Details on the playback experiment data
Each male was given three song stimulus treatments, given three-minute playback periods, and up to 15 males were tested at each site (two sites each in the northern population, southern population, and admixture zone).
All the data from this experiment are in playback_experiment_raw_data.xlsx. Below is a description of the sheets in this file.
The "raw_data" sheet contains the dataset used for analysis. Two localities ("site") were tested in each genetic population/admixture zone ("genetic_group"). Each male is represented in three rows, showing the results from each treatment. "order" indicates the position of the treatment in the sequence of three stimuli. In the treatment column, "same_group" is a song from the same genetic population but not the local dialect, and "different_group" is a song from the other population.
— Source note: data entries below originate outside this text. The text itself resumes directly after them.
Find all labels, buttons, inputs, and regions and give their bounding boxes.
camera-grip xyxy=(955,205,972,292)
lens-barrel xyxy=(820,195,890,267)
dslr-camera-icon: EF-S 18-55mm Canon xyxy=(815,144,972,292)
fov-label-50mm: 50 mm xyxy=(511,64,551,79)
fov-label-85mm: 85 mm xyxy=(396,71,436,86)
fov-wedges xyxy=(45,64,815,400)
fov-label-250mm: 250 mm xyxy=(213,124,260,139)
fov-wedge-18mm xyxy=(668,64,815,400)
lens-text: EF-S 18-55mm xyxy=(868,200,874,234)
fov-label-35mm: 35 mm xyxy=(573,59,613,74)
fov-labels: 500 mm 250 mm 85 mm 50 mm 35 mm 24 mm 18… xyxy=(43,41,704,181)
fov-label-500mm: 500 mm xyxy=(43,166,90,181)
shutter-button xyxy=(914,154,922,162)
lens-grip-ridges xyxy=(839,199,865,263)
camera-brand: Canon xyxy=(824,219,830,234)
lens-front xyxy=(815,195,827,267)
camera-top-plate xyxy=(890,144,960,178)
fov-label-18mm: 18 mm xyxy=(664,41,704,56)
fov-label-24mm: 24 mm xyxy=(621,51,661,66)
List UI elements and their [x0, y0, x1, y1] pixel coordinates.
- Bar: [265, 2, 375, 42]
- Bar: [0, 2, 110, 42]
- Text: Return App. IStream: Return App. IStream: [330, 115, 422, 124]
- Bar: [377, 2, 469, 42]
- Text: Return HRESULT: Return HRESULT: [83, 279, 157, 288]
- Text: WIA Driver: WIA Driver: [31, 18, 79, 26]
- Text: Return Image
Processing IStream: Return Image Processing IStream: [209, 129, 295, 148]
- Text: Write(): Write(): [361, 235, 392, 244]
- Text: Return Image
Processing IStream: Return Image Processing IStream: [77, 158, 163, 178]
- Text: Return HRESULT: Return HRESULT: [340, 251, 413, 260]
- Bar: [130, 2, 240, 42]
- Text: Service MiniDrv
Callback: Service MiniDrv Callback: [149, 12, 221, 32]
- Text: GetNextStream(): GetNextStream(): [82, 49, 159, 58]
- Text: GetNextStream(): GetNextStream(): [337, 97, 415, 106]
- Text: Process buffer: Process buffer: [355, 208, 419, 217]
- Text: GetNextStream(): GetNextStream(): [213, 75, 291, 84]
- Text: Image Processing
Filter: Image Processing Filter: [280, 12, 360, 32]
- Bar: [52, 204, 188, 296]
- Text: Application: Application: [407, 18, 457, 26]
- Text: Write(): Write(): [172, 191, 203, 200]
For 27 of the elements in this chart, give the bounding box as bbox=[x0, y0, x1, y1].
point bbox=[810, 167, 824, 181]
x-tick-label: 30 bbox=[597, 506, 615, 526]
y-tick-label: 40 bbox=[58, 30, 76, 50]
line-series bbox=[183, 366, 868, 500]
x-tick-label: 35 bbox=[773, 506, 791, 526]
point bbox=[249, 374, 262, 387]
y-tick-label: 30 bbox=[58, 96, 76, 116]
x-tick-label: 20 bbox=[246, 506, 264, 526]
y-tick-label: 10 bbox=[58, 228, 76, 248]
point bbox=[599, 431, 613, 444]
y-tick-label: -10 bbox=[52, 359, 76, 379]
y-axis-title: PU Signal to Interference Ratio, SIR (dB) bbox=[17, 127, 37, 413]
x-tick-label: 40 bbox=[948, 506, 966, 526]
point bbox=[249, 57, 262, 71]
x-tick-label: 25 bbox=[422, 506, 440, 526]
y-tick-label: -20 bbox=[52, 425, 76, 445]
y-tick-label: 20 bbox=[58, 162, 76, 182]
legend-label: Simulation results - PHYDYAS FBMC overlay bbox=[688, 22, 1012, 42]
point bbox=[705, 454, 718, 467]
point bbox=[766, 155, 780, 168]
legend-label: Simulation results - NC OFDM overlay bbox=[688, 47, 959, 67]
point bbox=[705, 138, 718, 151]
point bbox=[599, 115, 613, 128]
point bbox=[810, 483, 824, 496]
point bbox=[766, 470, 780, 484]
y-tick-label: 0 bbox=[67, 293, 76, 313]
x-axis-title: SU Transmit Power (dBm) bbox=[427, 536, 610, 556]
For males at the admixed sites, songs from a different group were drawn from either the northern or southern population, as indicated in "admix_treatment". The variables are listed below:
- genetic_group: The genetic group of the focal male.
- site: The location of the experimental trial, and also the dialect of the focal male.
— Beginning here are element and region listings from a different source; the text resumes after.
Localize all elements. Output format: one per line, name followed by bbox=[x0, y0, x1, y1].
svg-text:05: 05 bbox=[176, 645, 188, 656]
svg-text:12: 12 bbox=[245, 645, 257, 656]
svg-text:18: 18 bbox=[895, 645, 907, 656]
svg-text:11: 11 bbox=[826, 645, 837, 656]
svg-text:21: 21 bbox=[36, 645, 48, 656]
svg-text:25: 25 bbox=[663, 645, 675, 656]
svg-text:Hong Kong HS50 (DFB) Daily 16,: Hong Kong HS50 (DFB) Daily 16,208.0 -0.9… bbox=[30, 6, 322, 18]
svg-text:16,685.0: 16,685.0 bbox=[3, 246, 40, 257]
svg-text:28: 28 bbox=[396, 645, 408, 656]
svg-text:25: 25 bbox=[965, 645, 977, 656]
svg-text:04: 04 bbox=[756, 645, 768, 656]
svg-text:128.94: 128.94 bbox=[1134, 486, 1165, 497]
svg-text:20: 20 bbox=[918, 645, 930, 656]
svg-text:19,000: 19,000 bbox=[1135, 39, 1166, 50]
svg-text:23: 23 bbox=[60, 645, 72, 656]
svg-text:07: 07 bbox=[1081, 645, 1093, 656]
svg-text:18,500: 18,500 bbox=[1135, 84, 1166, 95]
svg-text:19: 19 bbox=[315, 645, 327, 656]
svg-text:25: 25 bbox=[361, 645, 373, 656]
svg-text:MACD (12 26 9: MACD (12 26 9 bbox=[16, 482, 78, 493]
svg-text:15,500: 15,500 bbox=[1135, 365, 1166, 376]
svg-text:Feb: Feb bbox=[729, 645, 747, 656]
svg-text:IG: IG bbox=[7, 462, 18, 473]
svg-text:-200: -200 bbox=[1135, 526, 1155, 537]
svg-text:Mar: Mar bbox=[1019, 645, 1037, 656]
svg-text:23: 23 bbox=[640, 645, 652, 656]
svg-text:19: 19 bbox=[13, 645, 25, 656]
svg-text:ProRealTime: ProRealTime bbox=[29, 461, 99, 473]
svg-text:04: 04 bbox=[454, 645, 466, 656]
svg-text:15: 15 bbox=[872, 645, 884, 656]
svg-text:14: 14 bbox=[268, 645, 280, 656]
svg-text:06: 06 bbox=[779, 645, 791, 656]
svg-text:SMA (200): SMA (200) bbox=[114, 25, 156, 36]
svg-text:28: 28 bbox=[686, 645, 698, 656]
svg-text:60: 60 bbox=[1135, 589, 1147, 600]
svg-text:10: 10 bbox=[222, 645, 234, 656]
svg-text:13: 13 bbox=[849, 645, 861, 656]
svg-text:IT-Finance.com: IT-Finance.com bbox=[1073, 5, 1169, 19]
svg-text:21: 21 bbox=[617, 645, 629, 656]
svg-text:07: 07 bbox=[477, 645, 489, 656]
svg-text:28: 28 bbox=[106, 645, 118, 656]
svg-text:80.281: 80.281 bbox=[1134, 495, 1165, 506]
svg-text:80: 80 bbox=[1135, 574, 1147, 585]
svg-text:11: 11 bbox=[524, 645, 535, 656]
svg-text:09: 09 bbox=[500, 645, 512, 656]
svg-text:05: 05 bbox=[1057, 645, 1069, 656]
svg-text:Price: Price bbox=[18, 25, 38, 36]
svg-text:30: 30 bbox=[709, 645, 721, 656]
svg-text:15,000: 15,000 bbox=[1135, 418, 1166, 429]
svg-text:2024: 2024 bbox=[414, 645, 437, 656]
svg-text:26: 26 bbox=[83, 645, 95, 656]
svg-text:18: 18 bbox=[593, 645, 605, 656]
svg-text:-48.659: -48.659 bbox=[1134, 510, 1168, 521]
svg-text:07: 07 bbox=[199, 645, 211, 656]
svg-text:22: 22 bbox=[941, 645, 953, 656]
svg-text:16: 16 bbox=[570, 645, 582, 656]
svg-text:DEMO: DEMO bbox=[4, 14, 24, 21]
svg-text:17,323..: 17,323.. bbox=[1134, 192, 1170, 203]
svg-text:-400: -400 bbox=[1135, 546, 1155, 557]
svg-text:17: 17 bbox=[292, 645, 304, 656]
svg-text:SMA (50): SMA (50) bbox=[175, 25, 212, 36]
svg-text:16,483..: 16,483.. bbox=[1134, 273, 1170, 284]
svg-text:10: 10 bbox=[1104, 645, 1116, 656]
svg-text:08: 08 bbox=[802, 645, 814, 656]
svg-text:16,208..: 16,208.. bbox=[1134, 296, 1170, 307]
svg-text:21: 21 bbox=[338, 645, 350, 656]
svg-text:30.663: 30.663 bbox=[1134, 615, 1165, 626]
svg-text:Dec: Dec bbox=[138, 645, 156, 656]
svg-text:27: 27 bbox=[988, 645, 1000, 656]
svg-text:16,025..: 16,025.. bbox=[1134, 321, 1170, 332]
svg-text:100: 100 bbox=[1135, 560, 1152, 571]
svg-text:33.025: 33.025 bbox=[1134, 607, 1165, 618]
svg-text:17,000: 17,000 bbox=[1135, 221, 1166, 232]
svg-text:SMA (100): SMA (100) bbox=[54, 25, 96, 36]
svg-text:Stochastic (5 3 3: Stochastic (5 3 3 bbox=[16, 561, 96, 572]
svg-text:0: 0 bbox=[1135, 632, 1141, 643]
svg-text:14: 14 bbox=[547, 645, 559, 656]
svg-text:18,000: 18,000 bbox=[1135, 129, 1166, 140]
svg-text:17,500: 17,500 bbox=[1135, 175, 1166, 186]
- date: Date that the male was tested.
- order: Whether the treatment was played first, second, or third.
- treatment: The name of the treatment, which is the relationship between the focal male and the stimulus dialect.
- fst: Fst, a population-level measure of genetic distance between the focal male's locality and the stimulus' origin locality
- songs: The number of times the male sang in response to the stimulus during the playback period.
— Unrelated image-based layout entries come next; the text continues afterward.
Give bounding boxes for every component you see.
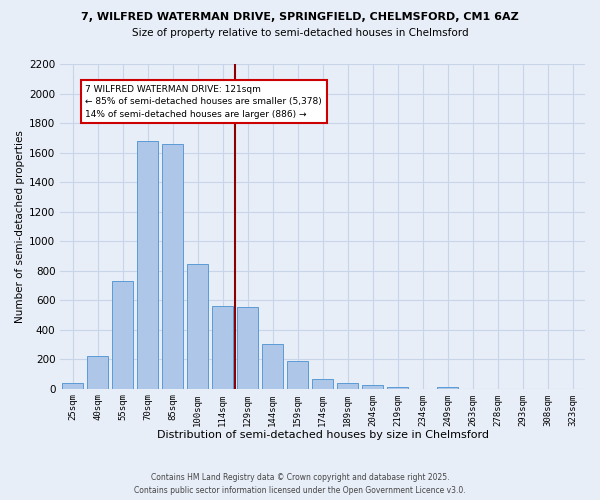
Y-axis label: Number of semi-detached properties: Number of semi-detached properties — [15, 130, 25, 323]
Bar — [312, 379, 333, 388]
Bar — [112, 281, 133, 388]
Bar — [87, 356, 109, 388]
Bar — [262, 344, 283, 389]
Text: 7 WILFRED WATERMAN DRIVE: 121sqm
← 85% of semi-detached houses are smaller (5,37: 7 WILFRED WATERMAN DRIVE: 121sqm ← 85% o… — [85, 84, 322, 118]
Bar — [362, 385, 383, 388]
Text: Size of property relative to semi-detached houses in Chelmsford: Size of property relative to semi-detach… — [131, 28, 469, 38]
Bar — [187, 264, 208, 388]
Bar — [162, 144, 184, 388]
Bar — [337, 383, 358, 388]
Bar — [387, 386, 408, 388]
Bar — [212, 306, 233, 388]
Bar — [62, 383, 83, 388]
Bar — [137, 141, 158, 388]
Bar — [287, 362, 308, 388]
Text: 7, WILFRED WATERMAN DRIVE, SPRINGFIELD, CHELMSFORD, CM1 6AZ: 7, WILFRED WATERMAN DRIVE, SPRINGFIELD, … — [81, 12, 519, 22]
X-axis label: Distribution of semi-detached houses by size in Chelmsford: Distribution of semi-detached houses by … — [157, 430, 488, 440]
Bar — [237, 307, 258, 388]
Text: Contains HM Land Registry data © Crown copyright and database right 2025.
Contai: Contains HM Land Registry data © Crown c… — [134, 474, 466, 495]
Bar — [437, 387, 458, 388]
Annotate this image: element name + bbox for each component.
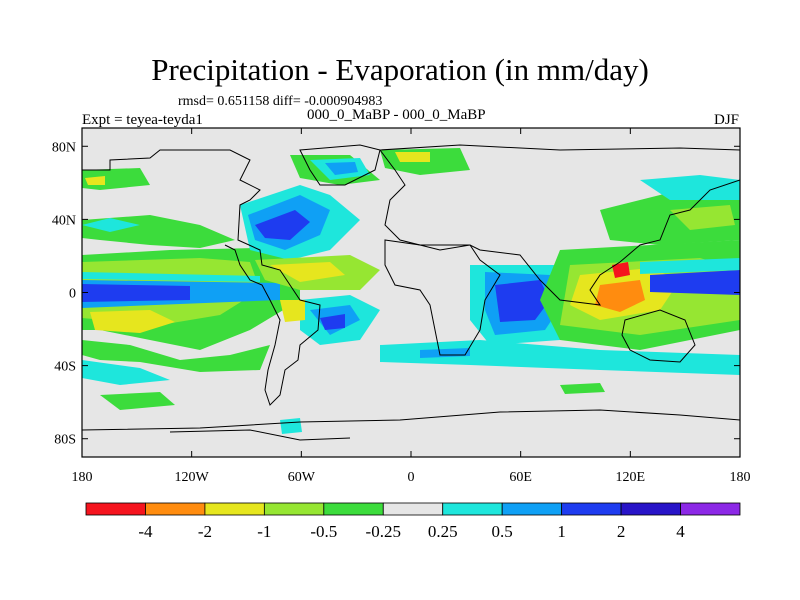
coastline-africa: [384, 239, 501, 356]
coastlines: [82, 144, 740, 441]
colorbar-swatch: [323, 502, 384, 516]
colorbar-label: -0.25: [366, 522, 401, 541]
chart-title: Precipitation - Evaporation (in mm/day): [151, 52, 649, 87]
field-itcz-cyan: [82, 272, 260, 282]
field-so-green2: [560, 383, 605, 394]
field-io-darkblue: [495, 280, 550, 322]
colorbar-label: 2: [617, 522, 626, 541]
x-tick-label: 180: [72, 470, 93, 485]
y-tick-label: 0: [69, 287, 76, 302]
field-wpac-orange: [595, 280, 645, 312]
x-tick-label: 120E: [616, 470, 646, 485]
colorbar-label: -0.5: [310, 522, 337, 541]
experiment-label: Expt = teyea-teyda1: [82, 112, 203, 128]
colorbar-swatch: [442, 502, 503, 516]
field-npacific-cyan: [82, 218, 140, 232]
colorbar-label: -2: [198, 522, 212, 541]
field-natl-yellow: [395, 152, 430, 162]
colorbar-swatch: [680, 502, 741, 516]
x-tick-label: 60W: [288, 470, 316, 485]
field-nwpac-green: [600, 190, 740, 245]
field-natl-darkblue: [255, 210, 310, 240]
colorbar-layer: -4 -2 -1 -0.5 -0.25 0.25 0.5 1 2 4: [85, 502, 741, 541]
season-label: DJF: [713, 112, 739, 128]
field-so-cyan2: [280, 418, 302, 434]
y-tick-label: 40S: [54, 360, 76, 375]
colorbar-label: 0.5: [492, 522, 513, 541]
field-itcz-darkblue: [82, 284, 190, 302]
colorbar-label: -4: [138, 522, 153, 541]
colorbar-label: 0.25: [428, 522, 458, 541]
colorbar-swatch: [620, 502, 681, 516]
y-tick-label: 40N: [52, 213, 76, 228]
coastline-greenland: [299, 144, 381, 186]
coastline-australia: [621, 309, 696, 363]
colorbar-label: 4: [676, 522, 685, 541]
x-tick-label: 0: [408, 470, 415, 485]
colorbar-swatch: [85, 502, 146, 516]
field-so-green: [100, 392, 175, 410]
y-tick-label: 80N: [52, 140, 76, 155]
field-atl-subtrop-yellow: [270, 262, 345, 282]
field-southpacific-green: [82, 340, 270, 372]
field-wpac-red: [612, 262, 630, 278]
field-southpacific-cyan: [82, 360, 170, 385]
field-wpac-blue-band: [650, 270, 740, 295]
field-wpac-cyan-band: [640, 258, 740, 274]
colorbar-label: 1: [557, 522, 566, 541]
colorbar-swatch: [145, 502, 206, 516]
y-tick-label: 80S: [54, 433, 76, 448]
coastline-antarctica2: [169, 429, 351, 441]
coastline-americas: [82, 149, 321, 406]
field-pacific-yellow: [90, 310, 175, 333]
x-tick-label: 180: [730, 470, 751, 485]
field-natl-blue2: [325, 162, 358, 175]
field-npacific-yellow: [85, 176, 105, 185]
x-tick-label: 120W: [175, 470, 210, 485]
field-nwpac-cyan: [640, 175, 740, 200]
colorbar-swatch: [501, 502, 563, 516]
subtitle-label: 000_0_MaBP - 000_0_MaBP: [307, 107, 486, 123]
field-satl-darkblue: [320, 314, 345, 330]
field-sam-yellow: [280, 300, 305, 322]
coastline-antarctica: [82, 409, 740, 431]
colorbar-swatch: [382, 502, 444, 516]
colorbar-label: -1: [257, 522, 271, 541]
colorbar-swatch: [561, 502, 622, 516]
coastline-eurasia: [379, 144, 740, 306]
axis-layer: 180 120W 60W 0 60E 120E 180 80N 40N 0 40S 80S: [52, 128, 751, 485]
colorbar-swatch: [204, 502, 265, 516]
colorbar-swatch: [263, 502, 325, 516]
x-tick-label: 60E: [509, 470, 532, 485]
stats-label: rmsd= 0.651158 diff= -0.000904983: [178, 94, 383, 109]
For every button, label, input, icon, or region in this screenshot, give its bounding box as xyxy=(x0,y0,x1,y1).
- flights: The number of times the male flew over or at the speaker.
- distance: The average distance between the male and the speaker, in meters, during the playback period.
- post_distance: The average distance between the male and the speaker, in meters, for three minutes after the playback period.
The "distance" sheet contains the individual distance estimates at every 10 or 20 second interval. Distances were estimated at 10 second intervals during the playback period and 20 second intervals in the post-playback period, then averaged across the measurement period. These averages are the values found in "raw_data" Columns C-T are the distance estimates during the playback period, and columns U-AC are the distance estimates during the post-playback period.
The "toss" and "toss_distances" sheets are the same as "raw_data" and "distances", respectively. These trials were not used in the analysis because of some error in the field (e.g., setting up on a territorial border between two males or possibly testing the same male twice on different days).